Instantiation and abstraction

Instantiation refers to substitution of bound variables for the appropriate arguments. Abstraction refers to replacement of free variables with the appropriate bound variable when replacing binders. Lean's kernel uses deBruijn indices for bound variables and unique identifiers for free variables.

For our purposes, a free variable is a variable in an expression that refers to a binder which has been "opened", and is no longer immediately available to us, so we replace the corresponding bound variable with a free variable that has some information about the binder we're leaving behind.

To illustrate, let's say we have some lambda expression (fun (x : A) => <body>) and we're doing type inference. Type inference has to traverse into the <body> part of the expression, which may contain a bound variable that refers to x. When we traverse into the body, we can either add x to some stateful context of binders and take the whole stateful context into the body with us, or we can temporarily replace all of the bound variables that refer to x with a free variable, allowing us to traverse into the body without having to carry any additional context.

If we eventually come back to where we were before we opened the binder, abstraction allows us to replace all of the free variables that were once bound variables referring to x with new bound variables that again refer to x, with the correct deBruijn indices.

Implementing free variable abstraction

For deBruijn levels, the free variables keep track of a number that says "I am a free variable representing the nth bound variable from the top of the telescope".

This is the opposite of a deBruijn index, which is a number indicating "the nth bound variable from the bottom of the telescope".

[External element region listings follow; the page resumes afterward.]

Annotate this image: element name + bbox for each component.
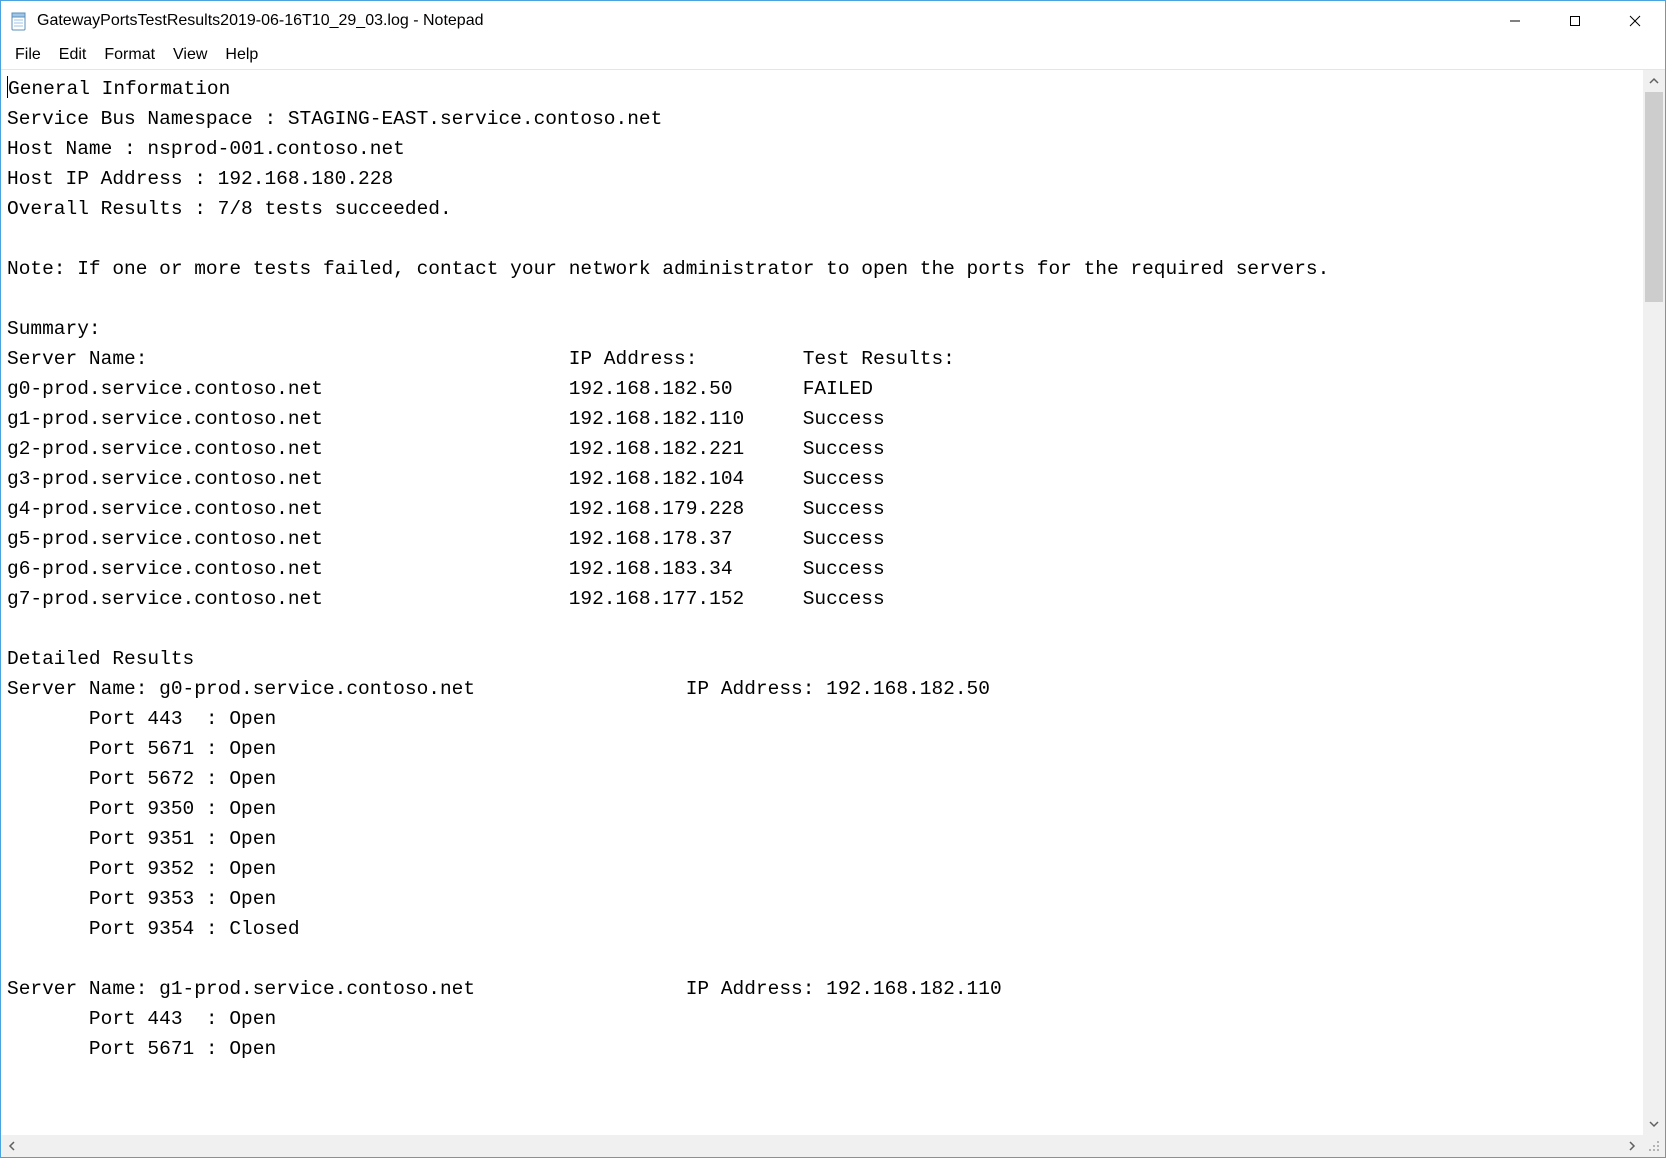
scroll-left-arrow-icon[interactable] [1, 1135, 23, 1157]
horizontal-scrollbar[interactable] [1, 1135, 1665, 1157]
client-area: General Information Service Bus Namespac… [1, 69, 1665, 1135]
scroll-right-arrow-icon[interactable] [1621, 1135, 1643, 1157]
maximize-button[interactable] [1545, 1, 1605, 41]
menu-file[interactable]: File [7, 44, 49, 66]
menu-format[interactable]: Format [96, 44, 163, 66]
vertical-scrollbar[interactable] [1643, 69, 1665, 1135]
menu-edit[interactable]: Edit [51, 44, 95, 66]
menu-help[interactable]: Help [217, 44, 266, 66]
size-grip-icon[interactable] [1643, 1135, 1665, 1157]
menubar: File Edit Format View Help [1, 41, 1665, 69]
window-controls [1485, 1, 1665, 41]
minimize-button[interactable] [1485, 1, 1545, 41]
notepad-icon [9, 11, 29, 31]
menu-view[interactable]: View [165, 44, 215, 66]
scroll-up-arrow-icon[interactable] [1643, 70, 1665, 92]
window-title: GatewayPortsTestResults2019-06-16T10_29_… [37, 12, 484, 30]
scroll-down-arrow-icon[interactable] [1643, 1113, 1665, 1135]
close-button[interactable] [1605, 1, 1665, 41]
text-editor[interactable]: General Information Service Bus Namespac… [1, 69, 1643, 1135]
titlebar[interactable]: GatewayPortsTestResults2019-06-16T10_29_… [1, 1, 1665, 41]
notepad-window: GatewayPortsTestResults2019-06-16T10_29_… [0, 0, 1666, 1158]
vertical-scroll-thumb[interactable] [1645, 92, 1663, 302]
text-caret [7, 76, 8, 98]
horizontal-scroll-track[interactable] [23, 1135, 1621, 1157]
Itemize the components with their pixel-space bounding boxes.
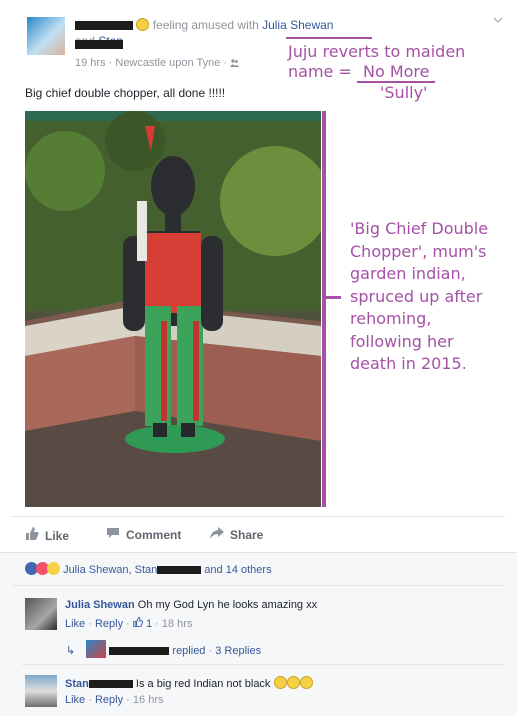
annotation-top: Juju reverts to maiden name = No More 'S… [288,42,465,103]
post-body: Big chief double chopper, all done !!!!! [25,86,226,100]
chevron-down-icon[interactable] [492,14,504,26]
post-card: feeling amused with Julia Shewan and Sta… [0,0,517,716]
commenter-avatar[interactable] [25,675,57,707]
post-location[interactable]: Newcastle upon Tyne [115,57,220,69]
haha-reaction-icon [47,562,60,575]
comment-like-icon[interactable] [133,616,146,630]
annotation-underline [286,37,372,39]
feeling-text: feeling amused with [152,18,259,32]
reaction-others[interactable]: and 14 others [204,564,271,576]
divider [12,585,505,586]
meta-separator-2: · [223,57,228,69]
redacted-surname [75,40,123,49]
photo-illustration [25,111,321,507]
annotation-top-line2: name = No More [288,62,465,83]
annotation-side-line: following her [350,331,454,351]
tagged-julia-link[interactable]: Julia Shewan [262,18,333,32]
share-label: Share [230,528,264,542]
annotation-top-prefix: name = [288,62,352,81]
comment-icon [106,527,120,542]
annotation-side-line: death in 2015. [350,354,467,373]
comment-text: Is a big red Indian not black [135,678,271,690]
replies-row[interactable]: ↳ replied · 3 Replies [66,640,261,658]
comment: Stan Is a big red Indian not black [65,676,313,690]
comment: Julia Shewan Oh my God Lyn he looks amaz… [65,599,317,611]
annotation-side: 'Big Chief Double Chopper', mum's garden… [350,218,488,376]
divider [22,664,505,665]
separator: · [88,618,92,630]
annotation-bracket [322,111,326,507]
comment-author[interactable]: Julia Shewan [65,599,135,611]
post-meta: 19 hrs · Newcastle upon Tyne · [75,57,240,69]
comment-time[interactable]: 16 hrs [133,694,164,706]
comment-reply-link[interactable]: Reply [95,694,123,706]
meta-separator: · [108,57,113,69]
comment-button[interactable]: Comment [106,527,181,542]
comment-text: Oh my God Lyn he looks amazing xx [137,599,318,611]
emoji-icon [273,676,287,689]
comment-time[interactable]: 18 hrs [162,618,193,630]
author-avatar[interactable] [27,17,65,55]
replied-text: replied [172,645,206,657]
separator: · [155,618,159,630]
reactions-row[interactable]: Julia Shewan, Stan and 14 others [25,562,272,576]
comment-like-link[interactable]: Like [65,618,85,630]
post-time[interactable]: 19 hrs [75,57,106,69]
separator: · [126,694,130,706]
annotation-top-nomore: No More [356,63,436,83]
annotation-side-line: 'Big Chief Double [350,219,489,238]
divider [12,516,505,517]
separator: · [208,645,213,657]
emoji-icon [286,676,300,689]
friends-icon[interactable] [230,58,240,67]
annotation-side-line: spruced up after [350,286,483,306]
separator: · [126,618,130,630]
share-icon [210,527,224,542]
separator: · [88,694,92,706]
comment-label: Comment [126,528,182,542]
reaction-names[interactable]: Julia Shewan, Stan [63,564,157,576]
annotation-side-line: rehoming, [350,309,432,328]
comment-actions: Like · Reply · 1 · 18 hrs [65,616,193,630]
commenter-avatar[interactable] [25,598,57,630]
like-button[interactable]: Like [25,527,69,543]
redacted-replier-name [109,647,170,656]
post-photo[interactable] [25,111,321,507]
annotation-side-line: garden indian, [350,264,466,283]
redacted-surname [88,680,133,689]
comments-section: Julia Shewan, Stan and 14 others Julia S… [0,552,517,716]
reply-arrow-icon: ↳ [66,645,76,657]
comment-actions: Like · Reply · 16 hrs [65,694,163,706]
smile-icon [136,18,150,31]
comment-like-link[interactable]: Like [65,694,85,706]
redacted-author-name [75,21,133,31]
comment-like-count[interactable]: 1 [146,618,152,630]
share-button[interactable]: Share [210,527,263,542]
annotation-top-line3: 'Sully' [380,83,428,102]
like-label: Like [45,529,70,543]
comment-author[interactable]: Stan [65,678,89,690]
like-icon [25,527,39,543]
redacted-surname [157,566,202,575]
annotation-top-line1: Juju reverts to maiden [288,42,466,61]
emoji-icon [299,676,313,689]
annotation-bracket-tick [325,296,341,299]
comment-reply-link[interactable]: Reply [95,618,123,630]
replies-count[interactable]: 3 Replies [215,645,261,657]
annotation-side-line: Chopper', mum's [350,241,487,261]
replier-avatar [86,640,107,658]
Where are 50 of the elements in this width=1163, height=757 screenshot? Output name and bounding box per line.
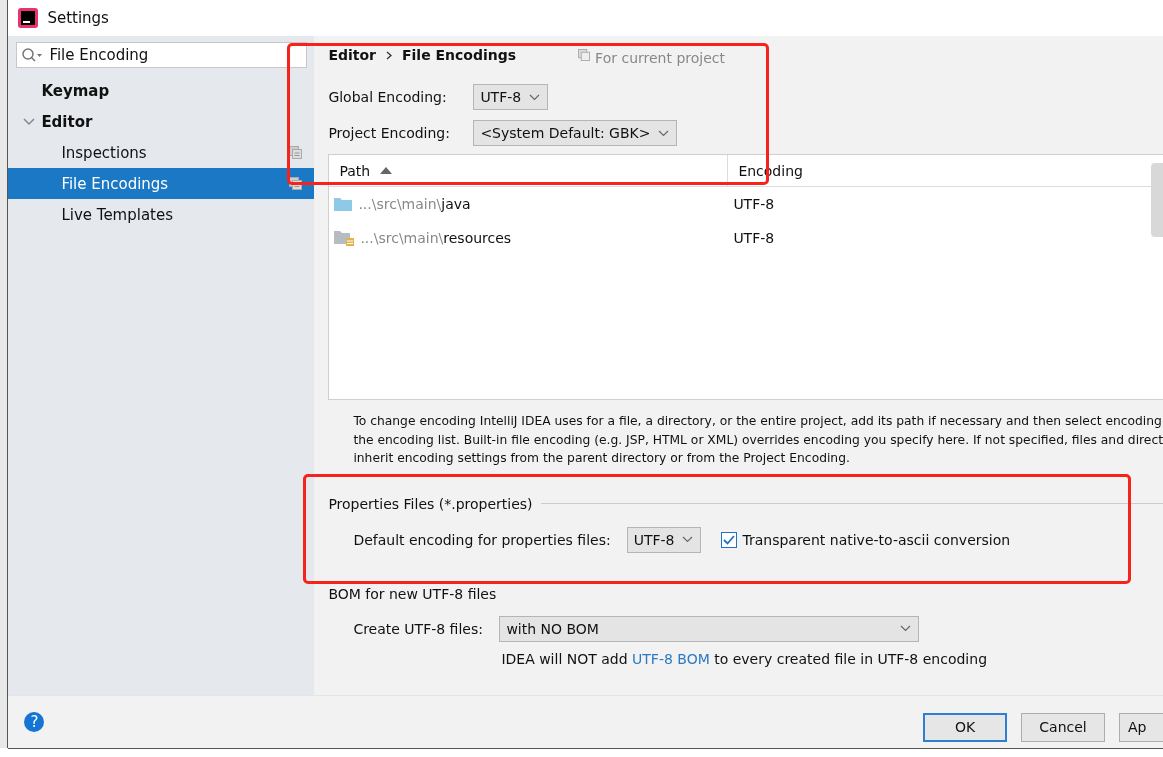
sidebar-item[interactable]: Keymap <box>41 81 110 100</box>
chevron-down-icon <box>529 93 541 101</box>
chevron-down-icon <box>682 536 694 543</box>
scrollbar-thumb[interactable] <box>1151 163 1163 237</box>
table-cell: UTF-8 <box>733 196 775 212</box>
encoding-dropdown[interactable]: UTF-8 <box>473 84 549 110</box>
column-header[interactable]: Path <box>329 155 729 186</box>
search-input[interactable]: File Encoding <box>43 45 292 65</box>
table-cell: ...\src\main\java <box>358 196 471 212</box>
chevron-right-icon <box>386 50 392 60</box>
chevron-down-icon <box>900 625 912 632</box>
copy-icon <box>289 146 303 159</box>
field-label: Create UTF-8 files: <box>353 620 484 637</box>
window-title: Settings <box>47 9 109 27</box>
bom-note: IDEA will NOT add UTF-8 BOM to every created file in UTF-8 encoding <box>501 650 987 667</box>
sidebar-item[interactable]: Live Templates <box>61 205 174 224</box>
search-field[interactable]: File Encoding <box>16 42 308 68</box>
resource-folder-icon <box>334 230 355 246</box>
app-logo-icon <box>18 8 39 28</box>
sidebar-item[interactable]: Editor <box>41 112 93 131</box>
help-text: To change encoding IntelliJ IDEA uses for a file, a directory, or the entire project, add its path if necessary and then select encoding <box>353 413 1163 430</box>
bom-dropdown[interactable]: with NO BOM <box>499 615 920 642</box>
table-cell: UTF-8 <box>733 230 775 246</box>
field-label: Default encoding for properties files: <box>353 531 611 548</box>
chevron-down-icon <box>658 129 670 137</box>
dialog-button[interactable]: OK <box>923 712 1007 742</box>
search-icon <box>21 47 44 63</box>
encoding-dropdown[interactable]: <System Default: GBK> <box>473 120 678 146</box>
breadcrumb-item: Editor <box>328 47 376 63</box>
dialog-button[interactable]: Cancel <box>1021 712 1105 742</box>
breadcrumb-item: File Encodings <box>402 47 517 63</box>
copy-icon <box>578 49 591 61</box>
section-title: BOM for new UTF-8 files <box>328 585 497 602</box>
bom-link[interactable]: UTF-8 BOM <box>632 650 710 667</box>
help-text: the encoding list. Built-in file encoding (e.g. JSP, HTML or XML) overrides encoding you specify here. If not specified, files and direct <box>353 431 1163 449</box>
section-title: Properties Files (*.properties) <box>328 495 533 512</box>
field-label: Project Encoding: <box>328 125 451 141</box>
sort-ascending-icon <box>380 167 393 174</box>
sidebar-item[interactable]: Inspections <box>61 143 147 162</box>
table-cell: ...\src\main\resources <box>360 230 512 246</box>
dialog-button[interactable]: Ap <box>1119 712 1163 742</box>
encoding-dropdown[interactable]: UTF-8 <box>626 526 702 553</box>
copy-icon <box>289 177 303 190</box>
scope-note: For current project <box>595 49 725 66</box>
folder-icon <box>334 197 353 211</box>
help-text: inherit encoding settings from the parent directory or from the Project Encoding. <box>353 450 851 467</box>
checkbox[interactable] <box>721 531 738 548</box>
checkbox-label[interactable]: Transparent native-to-ascii conversion <box>742 531 1011 548</box>
field-label: Global Encoding: <box>328 89 448 105</box>
help-button[interactable]: ? <box>24 712 45 732</box>
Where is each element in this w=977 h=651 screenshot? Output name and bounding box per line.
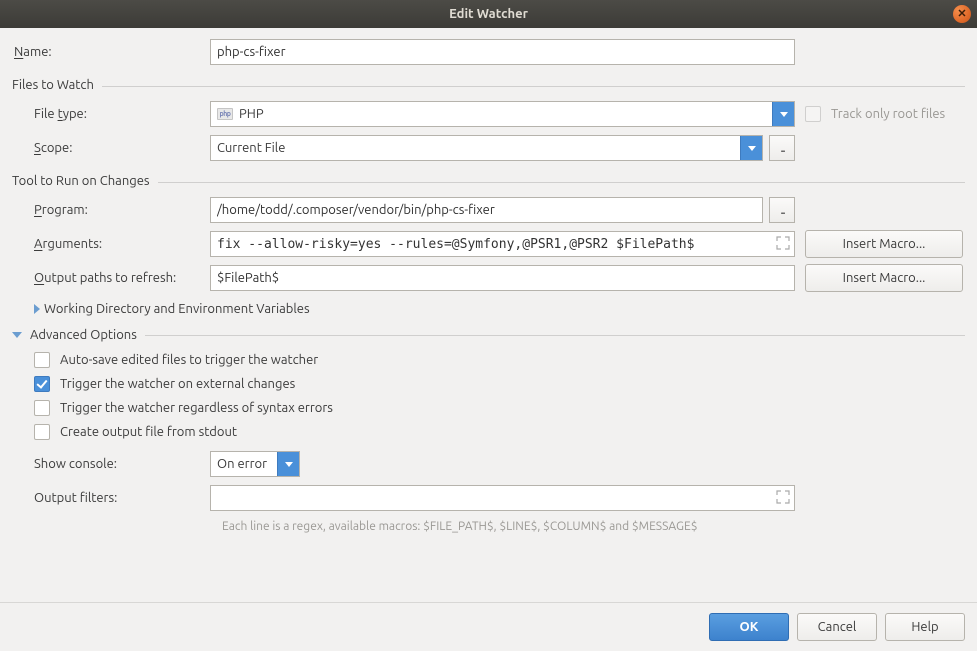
create-stdout-checkbox[interactable]: Create output file from stdout — [34, 424, 965, 440]
file-type-combo[interactable]: php PHP — [210, 101, 795, 127]
arguments-input[interactable] — [210, 231, 795, 257]
chevron-down-icon[interactable] — [277, 452, 299, 476]
dialog-content: Name: Files to Watch File type: php PHP … — [0, 28, 977, 602]
scope-browse-button[interactable]: ... — [769, 135, 795, 161]
name-label: ame: — [23, 45, 51, 59]
php-file-icon: php — [217, 108, 233, 120]
output-paths-input[interactable] — [210, 265, 795, 291]
program-browse-button[interactable]: ... — [769, 197, 795, 223]
trigger-external-checkbox[interactable]: Trigger the watcher on external changes — [34, 376, 965, 392]
scope-combo[interactable]: Current File — [210, 135, 763, 161]
chevron-down-icon — [12, 332, 22, 338]
show-console-label: Show console: — [34, 457, 117, 471]
section-files-to-watch: Files to Watch — [12, 78, 965, 92]
section-tool-to-run: Tool to Run on Changes — [12, 174, 965, 188]
trigger-syntax-checkbox[interactable]: Trigger the watcher regardless of syntax… — [34, 400, 965, 416]
help-button[interactable]: Help — [885, 613, 965, 641]
auto-save-checkbox[interactable]: Auto-save edited files to trigger the wa… — [34, 352, 965, 368]
close-icon[interactable]: ✕ — [953, 5, 971, 23]
dialog-footer: OK Cancel Help — [0, 602, 977, 651]
show-console-combo[interactable]: On error — [210, 451, 300, 477]
chevron-down-icon[interactable] — [740, 136, 762, 160]
chevron-down-icon[interactable] — [772, 102, 794, 126]
window-title: Edit Watcher — [449, 7, 528, 21]
program-input[interactable] — [210, 197, 763, 223]
working-dir-expander[interactable]: Working Directory and Environment Variab… — [12, 302, 965, 316]
output-filters-hint: Each line is a regex, available macros: … — [222, 520, 965, 533]
ok-button[interactable]: OK — [709, 613, 789, 641]
titlebar: Edit Watcher ✕ — [0, 0, 977, 28]
name-input[interactable] — [210, 39, 795, 65]
cancel-button[interactable]: Cancel — [797, 613, 877, 641]
track-only-root-checkbox: Track only root files — [805, 106, 945, 122]
output-filters-label: Output filters: — [34, 491, 117, 505]
advanced-options-expander[interactable]: Advanced Options — [12, 328, 965, 342]
output-filters-input[interactable] — [210, 485, 795, 511]
file-type-value: PHP — [239, 107, 264, 121]
insert-macro-args-button[interactable]: Insert Macro... — [805, 230, 963, 258]
insert-macro-output-button[interactable]: Insert Macro... — [805, 264, 963, 292]
chevron-right-icon — [34, 304, 40, 314]
show-console-value: On error — [217, 457, 267, 471]
scope-value: Current File — [217, 141, 285, 155]
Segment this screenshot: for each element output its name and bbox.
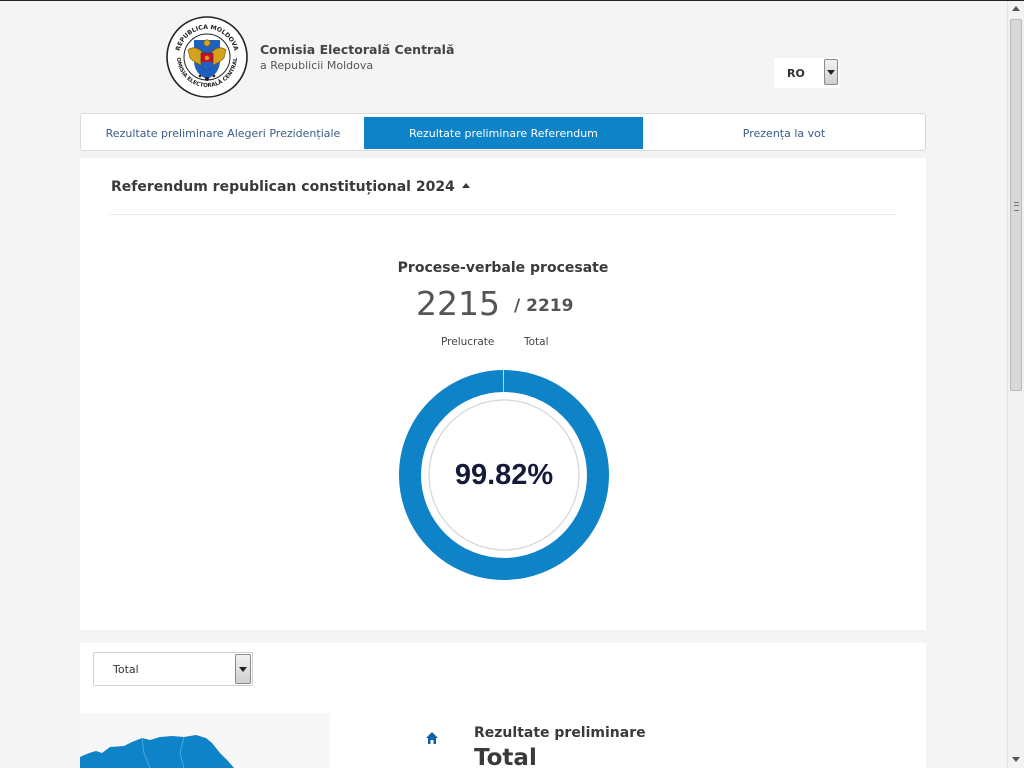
results-card: Total Rezultate preliminare Total	[80, 643, 926, 768]
pv-processed-count: 2215	[416, 284, 500, 323]
tab-presidential-results[interactable]: Rezultate preliminare Alegeri Prezidenți…	[83, 117, 363, 149]
referendum-title[interactable]: Referendum republican constituțional 202…	[111, 179, 470, 195]
chevron-down-icon	[827, 70, 835, 75]
language-value: RO	[787, 67, 805, 80]
pv-total-count: / 2219	[514, 296, 574, 316]
map-panel[interactable]	[80, 713, 330, 768]
total-label: Total	[524, 336, 549, 348]
region-select[interactable]: Total	[93, 652, 253, 686]
pv-title: Procese-verbale procesate	[397, 260, 609, 276]
caret-up-icon	[461, 182, 470, 188]
home-icon[interactable]	[425, 731, 439, 745]
referendum-card: Referendum republican constituțional 202…	[80, 158, 926, 630]
moldova-map[interactable]	[80, 713, 330, 768]
brand-title: Comisia Electorală Centrală	[260, 42, 455, 57]
scroll-up-arrow-icon[interactable]	[1012, 6, 1020, 11]
chevron-down-icon	[239, 667, 247, 672]
region-dropdown-button[interactable]	[235, 654, 251, 684]
language-select[interactable]: RO	[774, 58, 840, 88]
processed-label: Prelucrate	[441, 336, 495, 348]
divider	[110, 214, 896, 215]
referendum-title-text: Referendum republican constituțional 202…	[111, 179, 455, 195]
tab-referendum-results[interactable]: Rezultate preliminare Referendum	[364, 117, 643, 149]
results-subtitle: Total	[474, 745, 537, 768]
cec-seal-logo[interactable]: REPUBLICA MOLDOVA COMISIA ELECTORALĂ CEN…	[166, 16, 248, 98]
grip-icon	[1014, 202, 1019, 211]
scrollbar-thumb[interactable]	[1010, 19, 1022, 391]
window-top-border	[0, 0, 1024, 1]
results-title: Rezultate preliminare	[474, 725, 646, 741]
language-dropdown-button[interactable]	[824, 59, 838, 85]
tab-turnout[interactable]: Prezența la vot	[643, 117, 925, 149]
vertical-scrollbar[interactable]	[1007, 1, 1024, 768]
scroll-down-arrow-icon[interactable]	[1012, 757, 1020, 762]
brand-subtitle: a Republicii Moldova	[260, 59, 374, 72]
main-tabs: Rezultate preliminare Alegeri Prezidenți…	[80, 113, 926, 151]
percent-processed: 99.82%	[454, 458, 554, 491]
region-select-value: Total	[113, 663, 139, 676]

Top and bottom here refer to visualizing the expression's telescope as a tree:

      fun
      /  \
    a    fun
        /   \
      b      ...
              \
              fun
             /   \
            e    bvar(0)

For example, with a lambda fun (a b c d e) => bvar(0), the bound variable refers to e, by referencing "the 0th from the bottom".

In the lambda expression fun (a b c d e) => fvar(4), the free variable is a deBruijn level representing e again, but this time as "the 4th from the top of the telescope".

Why the distinction? When we create a free variable during strong reduction, we know a couple of things: we know that the free variable we're about to sub in might get moved around by further reduction, we know how many open binder are ABOVE us (because we had to visit them to get here), and we know we might need to quote/abstract this expression to replace the binders, meaning we need to re-bind the free variable. However, in that moment, we do NOT know how many binders remain below us, so we cannot say how many variables from the bottom that variable might be when it's eventually abstracted/quoted.

For implementations using unique identifiers to tag free variables, this problem is solved by having the actual telescope that's being reconstructed during abstraction. As long as you have the expression and a list of the uniquely-tagged free variables, you can abstract, because the position of the free variables within the list indicates their binder position.